On March 24, 2024, the United Nations General Assembly unanimously adopted the first global resolution on Artificial Intelligence (AI). The resolution, sponsored by the United States and co-sponsored by 123 countries, including Russia, China, and Cuba, aims to ensure that the powerful new technology benefits all nations, respects human rights, and is safe, secure, and trustworthy.


The rapid development of AI technology has raised concerns about its potential risks and benefits, including its impact on human rights, personal data protection, and democratic processes. The resolution is the latest in a series of initiatives by governments around the world to shape AI’s development and mitigate its potential harms.

Key Objectives

The resolution seeks to address several key objectives, including:

  • Closing the digital divide between developed and developing countries
  • Ensuring that developing countries have the technology and capabilities to benefit from AI
  • Safeguarding human rights and protecting personal data
  • Monitoring AI for risks and potential harms
  • Strengthening privacy policies
  • Global Collaboration

The United States worked with more than 120 countries at the United Nations, including Russia, China, and Cuba, to negotiate the text of the resolution over the past few months. The unanimous adoption of the resolution demonstrates the global commitment to governing AI and ensuring its responsible development and use.
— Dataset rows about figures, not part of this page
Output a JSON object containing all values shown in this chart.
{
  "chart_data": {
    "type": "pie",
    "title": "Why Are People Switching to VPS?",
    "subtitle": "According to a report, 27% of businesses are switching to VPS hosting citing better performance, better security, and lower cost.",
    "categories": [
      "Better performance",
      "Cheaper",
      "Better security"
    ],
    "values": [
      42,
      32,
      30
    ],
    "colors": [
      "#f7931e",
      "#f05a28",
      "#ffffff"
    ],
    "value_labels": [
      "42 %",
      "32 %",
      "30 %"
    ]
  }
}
Impact on Developing Countries

The resolution emphasizes the importance of closing the digital divide between developed and developing countries, ensuring that all nations have a seat at the table in discussions on AI. It also aims to provide developing countries with the technology and capabilities to take advantage of AI’s benefits, such as detecting diseases, predicting floods, helping farmers, and training the next generation of workers.

Important Facts for Exams

  • The resolution is nonbinding, meaning that it does not carry legal consequences for member states.
  • Europe is ahead of the United States in terms of AI regulation, with EU lawmakers adopting a provisional agreement this month to oversee the technology.
  • The Biden administration has been pressing U.S. lawmakers for AI regulation, but a polarized U.S. Congress has made little headway.
  • In October, the White House sought to reduce AI risks to consumers, workers, and minorities while bolstering national security with a new executive order, as a baseline set of principles to guide next steps in AI’s development and use.